By James Aspinwall — February 2026
Solaris (formerly Solarisbank) is a fully licensed German bank offering Banking-as-a-Service. They provide the regulated infrastructure — accounts, cards, lending, KYC — so that fintechs and non-financial companies can embed banking into their own products via API. Think of them as the engine under someone else’s hood.
They hold a full German banking license and operate under BaFin supervision, which means every engineering decision carries regulatory weight.
Vendor Relationships
Solaris shows up as a customer or case study across several major platforms:
- Atlassian — featured on their customers page
- AWS — published case study, “Germany’s First Bank in the Cloud”
- Slack — customer story on partner communication via Slack Connect
- IDnow — case study on digital onboarding and video identification
- Netguru — client reference for backend engineering on debit cards and loans
- Mambu — core banking platform partner, powers their lending and BNPL subledger
Tech Stack
From StackShare and the Solaris engineering blog:
- Languages: Ruby, Elixir, Kotlin, Java, Python, JavaScript, TypeScript, Golang
- Infrastructure: AWS (including Lambda), Docker, PostgreSQL, MySQL
- Architecture: Transitioning from monolith to microservices
- Notable: The debit card platform runs on Ruby. The consumer loan engine runs on Elixir.
Why This Matters
Solaris uses Elixir in production for their lending products. That’s a direct conversation opener — WorkingAgents runs on Elixir, and Solaris already has engineers who understand the BEAM ecosystem. No technology evangelism required. The pitch lands on familiar ground.
The BaFin regulatory pressure is real. They’re a fully licensed bank running cloud-native infrastructure under heavy compliance requirements. That’s the profile that needs AI governance tooling but likely can’t justify building it internally — exactly where an integration consultancy adds value.
Consulting Positioning
The agents are not generic AI assistants. They are domain-specific adapters — “AI that speaks BaFin.” Each agent integrates with industry-standard submission systems (goAML, Bundesbank ExtraNet, COREP filing), uses regulatory templates (Verdachtsmeldung format, DORA incident reports), and enforces jurisdiction-specific rules (GwG thresholds, CRR limits, MaRisk escalation chains).
This is where generic AI falls flat. BaFin reporting, SOX compliance, HIPAA logs, financial audit trails — these require regulatory knowledge baked into the agent, not bolted on as a prompt. Each industry vertical becomes a specialized offering with pre-built integrations. Stickier, harder to replace, premium pricing justified.
The pitch to Solaris: “AI that not only tells you what to do, but can do it for you — with appropriate oversight.”

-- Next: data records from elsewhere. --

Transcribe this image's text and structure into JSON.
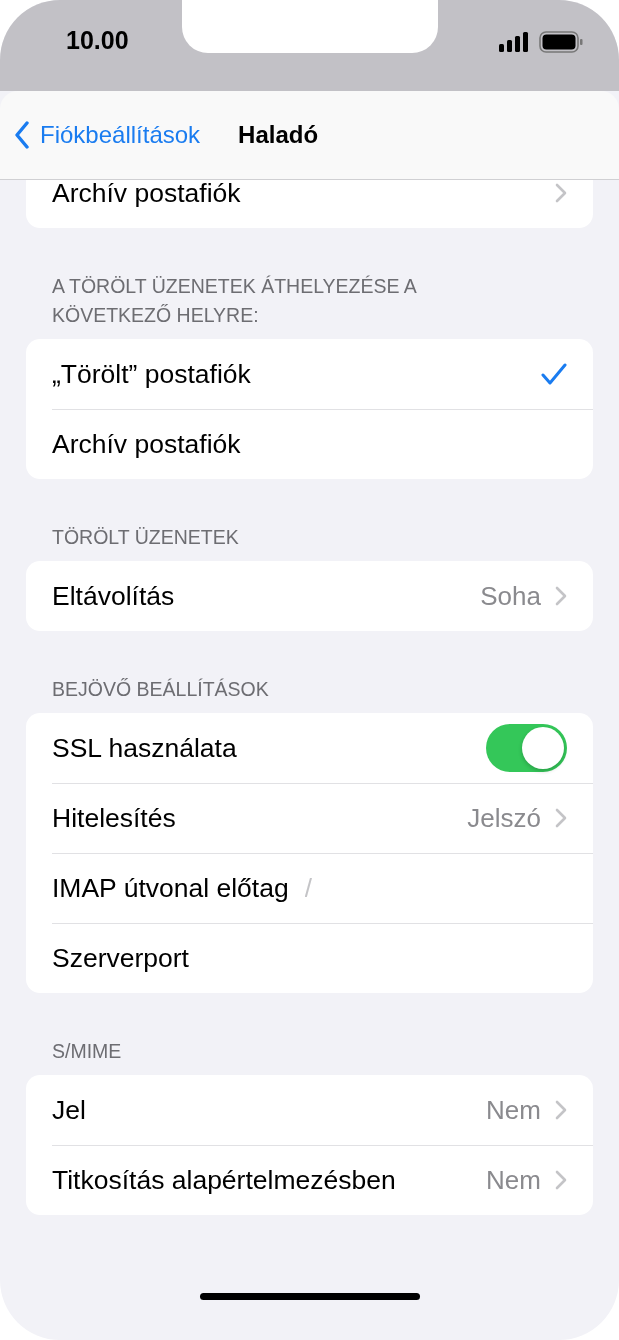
{
  "status_bar": {
    "time": "10.00"
  },
  "nav": {
    "back": "Fiókbeállítások",
    "title": "Haladó"
  },
  "groups": [
    {
      "rows": [
        {
          "kind": "link",
          "label": "Archív postafiók"
        }
      ]
    },
    {
      "header": "A TÖRÖLT ÜZENETEK ÁTHELYEZÉSE A KÖVETKEZŐ HELYRE:",
      "rows": [
        {
          "kind": "check",
          "label": "„Törölt” postafiók",
          "selected": true
        },
        {
          "kind": "check",
          "label": "Archív postafiók",
          "selected": false
        }
      ]
    },
    {
      "header": "TÖRÖLT ÜZENETEK",
      "rows": [
        {
          "kind": "value",
          "label": "Eltávolítás",
          "value": "Soha"
        }
      ]
    },
    {
      "header": "BEJÖVŐ BEÁLLÍTÁSOK",
      "rows": [
        {
          "kind": "toggle",
          "label": "SSL használata",
          "on": true
        },
        {
          "kind": "value",
          "label": "Hitelesítés",
          "value": "Jelszó"
        },
        {
          "kind": "field",
          "label": "IMAP útvonal előtag",
          "placeholder": "/"
        },
        {
          "kind": "field",
          "label": "Szerverport"
        }
      ]
    },
    {
      "header": "S/MIME",
      "rows": [
        {
          "kind": "value",
          "label": "Jel",
          "value": "Nem"
        },
        {
          "kind": "value",
          "label": "Titkosítás alapértelmezésben",
          "value": "Nem"
        }
      ]
    }
  ]
}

Deployment & Pricing Model
Each customer gets a dedicated instance — one Docker container in its own VPC. No shared infrastructure, no multi-tenant complexity.
Per-Instance Pricing
- Base instance — covers VPC, compute, database, and storage
- AI usage — metered based on API calls (LLM invocations per agent)
- Storage — tiered based on data volume (transaction history, audit trail retention)
- Support tiers — community, business, enterprise
Enterprise Tier
For organizations running multiple business units (or multiple regulatory jurisdictions):
- Multiple instances under a single contract
- Consolidated billing across all instances
- Shared support and success management
- Custom SLAs per instance
Infrastructure Cost Model
Transparent cost breakdown per instance. The customer sees exactly what they pay for — no opaque “per-seat” licensing, no hidden platform fees. Costs scale with usage (transaction volume, agent invocations, data retention), not headcount.
Volume discounts apply for customers running multiple instances. The marginal cost of an additional instance is infrastructure only — the agent configurations, system prompts, and regulatory integrations are the same image.
Missing Operational Data
We cannot build a credible cost-reduction model without Solaris-specific numbers:
- Daily operations: Infrastructure scale, incident volume, service scope, BaaS partner count, transaction throughput
- Staffing: Headcount per function — compliance analysts, risk officers, IT security, KYC reviewers
- Alert volume: AML alerts/month, API incidents/month, exposure limit approaches, KYC applications processed, regulatory changes assessed per year
- Cost structure: Operational headcount and rough salary bands for ROI calculation
The demo proves the technology. The business case requires their baseline. Without it, we are guessing at the value proposition.